By Julian Hayes, partner at BCL Solicitors LLP
British Airways, Marriott International, Experian, Ticketmaster – a roll call of well-known companies recently hit with swingeing GDPR fines for lax data security. While the sights of the UK’s information watchdog, the ICO, have been trained on corporate giants, SMEs would be mistaken if they believe regulatory scrutiny does not apply to them.
Though media attention has focused on the ‘big scalps’ falling foul of data security obligations, the consequences are the same whether those involved are multinational conglomerates or sole traders: customers exposed to risk, reputational damage, potential administrative penalties and even compensation claims. The following advice will help you stay on the right side of the law:
Understand your responsibilities
Aimed at ensuring proper care is taken of personal data (whether in electronic form or paper filing systems), the integrity and confidentiality principle requires businesses to provide appropriate security for such data, including against unauthorised or unlawful processing, accidental loss, destruction or damage, using appropriate technical or organisational measures.
What the regulator envisages is a risk-based approach to data security, but given the threat of heavy financial penalties for those who fail to measure up, just how are SMEs to go about meeting what can seem a maddeningly vague obligation?
Analyse your data processing
Importantly, there is no ‘right’ or one-size-fits-all answer. Instead, companies are expected to systematically and comprehensively analyse their personal data processing to identify and minimise potential risks. The ICO offers practical assistance – a template Data Protection Impact Assessment which guides users through the process and towards measures to reduce the risk of data breaches.
When considering the “appropriateness” of technical and organisational measures to mitigate such risk, the ICO’s website offers useful pointers. As regards technical measures, SMEs should consider obvious physical measures – access doors, locks and security cameras – and cybersecurity measures for their IT networks and the personal data they hold.
Emphasis is placed on encrypting personal data, regular back-ups to ensure access in the event of a data incident, and periodic security checks. The CyberEssentials scheme offers additional jargon-free advice on possible cybersecurity steps. As for organisational measures, consider staff data protection training, clear desk policies, locking away paper-based data, and adopting a secure password policy.
How to react to a security breach
A security breach – an event compromising the integrity, availability or security of personal data – can take many forms, including emailing confidential customer information to the wrong person, leaving customer correspondence on public transport, the theft or loss of an electronic device containing client data, equipment failure and hacking attacks.
Security breaches are almost inevitable and, when they occur, the practical and regulatory obligations on data controllers are the same whether they are a sole trader or a large company.
Stemming the breach, ascertaining what data has been lost and identifying the individual data subjects affected are key steps to assessing whether notification obligations arise.
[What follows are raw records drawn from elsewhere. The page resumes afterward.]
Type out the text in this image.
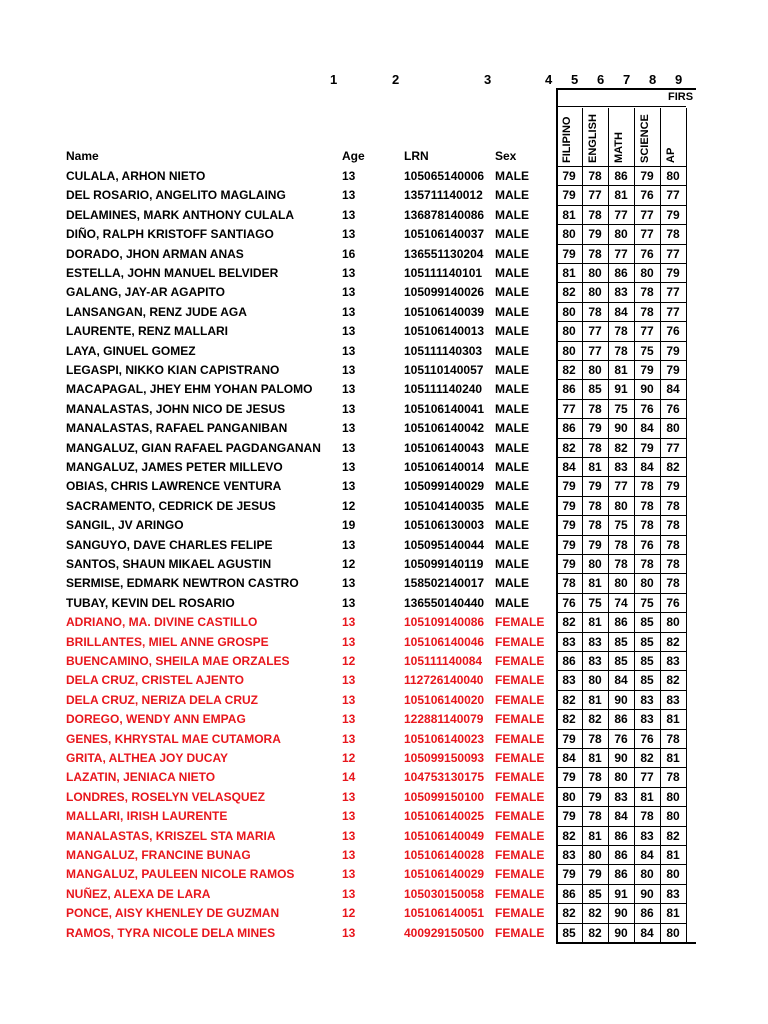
1	2	3	4 5 6 7 8 9
Name	Age	LRN	Sex
FIRS
FILIPINO ENGLISH MATH SCIENCE AP
CULALA, ARHON NIETO	13	105065140006 MALE	79	78	86	79	80
DEL ROSARIO, ANGELITO MAGLAING	13	135711140012 MALE	79	77	81	76	77
DELAMINES, MARK ANTHONY CULALA	13	136878140086 MALE	81	78	77	77	79
DIÑO, RALPH KRISTOFF SANTIAGO	13	105106140037 MALE	80	79	80	77	78
DORADO, JHON ARMAN ANAS	16	136551130204 MALE	79	78	77	76	77
ESTELLA, JOHN MANUEL BELVIDER	13	105111140101 MALE	81	80	86	80	79
GALANG, JAY-AR AGAPITO	13	105099140026 MALE	82	80	83	78	77
LANSANGAN, RENZ JUDE AGA	13	105106140039 MALE	80	78	84	78	77
LAURENTE, RENZ MALLARI	13	105106140013 MALE	80	77	78	77	76
LAYA, GINUEL GOMEZ	13	105111140303 MALE	80	77	78	75	79
LEGASPI, NIKKO KIAN CAPISTRANO	13	105110140057 MALE	82	80	81	79	79
MACAPAGAL, JHEY EHM YOHAN PALOMO 13	105111140240 MALE	86	85	91	90	84
MANALASTAS, JOHN NICO DE JESUS	13	105106140041 MALE	77	78	75	76	76
MANALASTAS, RAFAEL PANGANIBAN	13	105106140042 MALE	86	79	90	84	80
MANGALUZ, GIAN RAFAEL PAGDANGANAN 13	105106140043 MALE	82	78	82	79	77
MANGALUZ, JAMES PETER MILLEVO	13	105106140014 MALE	84	81	83	84	82
OBIAS, CHRIS LAWRENCE VENTURA	13	105099140029 MALE	79	79	77	78	79
SACRAMENTO, CEDRICK DE JESUS	12	105104140035 MALE	79	78	80	78	78
SANGIL, JV ARINGO	19	105106130003 MALE	79	78	75	78	78
SANGUYO, DAVE CHARLES FELIPE	13	105095140044 MALE	79	79	78	76	78
SANTOS, SHAUN MIKAEL AGUSTIN	12	105099140119 MALE	79	80	78	78	78
SERMISE, EDMARK NEWTRON CASTRO	13	158502140017 MALE	78	81	80	80	78
TUBAY, KEVIN DEL ROSARIO	13	136550140440 MALE	76	75	74	75	76
ADRIANO, MA. DIVINE CASTILLO	13	105109140086 FEMALE	82	81	86	85	80
BRILLANTES, MIEL ANNE GROSPE	13	105106140046 FEMALE	83	83	85	85	82
BUENCAMINO, SHEILA MAE ORZALES	12	105111140084 FEMALE	86	83	85	85	83
DELA CRUZ, CRISTEL AJENTO	13	112726140040 FEMALE	83	80	84	85	82
DELA CRUZ, NERIZA DELA CRUZ	13	105106140020 FEMALE	82	81	90	83	83
DOREGO, WENDY ANN EMPAG	13	122881140079 FEMALE	82	82	86	83	81
GENES, KHRYSTAL MAE CUTAMORA	13	105106140023 FEMALE	79	78	76	76	78
GRITA, ALTHEA JOY DUCAY	12	105099150093 FEMALE	84	81	90	82	81
LAZATIN, JENIACA NIETO	14	104753130175 FEMALE	79	78	80	77	78
LONDRES, ROSELYN VELASQUEZ	13	105099150100 FEMALE	80	79	83	81	80
MALLARI, IRISH LAURENTE	13	105106140025 FEMALE	79	78	84	78	80
MANALASTAS, KRISZEL STA MARIA	13	105106140049 FEMALE	82	81	86	83	82
MANGALUZ, FRANCINE BUNAG	13	105106140028 FEMALE	83	80	86	84	81
MANGALUZ, PAULEEN NICOLE RAMOS	13	105106140029 FEMALE	79	79	86	80	80
NUÑEZ, ALEXA DE LARA	13	105030150058 FEMALE	86	85	91	90	83
PONCE, AISY KHENLEY DE GUZMAN	12	105106140051 FEMALE	82	82	90	86	81
RAMOS, TYRA NICOLE DELA MINES	13	400929150500 FEMALE	85	82	90	84	80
Keep a log of your decisions as the process unfolds.
Breaches which are unlikely to jeopardise the “rights and freedoms” of the data subjects need not be reported to the ICO but this is not always a straightforward determination and professional advice may be necessary; making the wrong judgment call can result in hefty ICO penalties.
The regulator offers a handy online tool to help determine whether reporting is necessary. Where a report is required, it should be made to the ICO within 72 hours of becoming aware of the breach, not from when the breach happened. If a security breach poses a high risk to data subjects (for example where financial details are exposed), the individuals concerned should normally be notified without undue delay so that they may take action to protect themselves.
The GDPR raised the profile of data protection generally, pushing the issue up the boardroom agenda and planting it firmly in the public consciousness. Even as the Brexit transition period draws to a close, the importance of data protection is unlikely to subside, with the UK GDPR – carrying identical rights and responsibilities – waiting on the statute book. Human error, technical failure and cybercrime will continue, requiring companies large and small to remain vigilant in the protection of personal data and to know how to react when security breaches occur.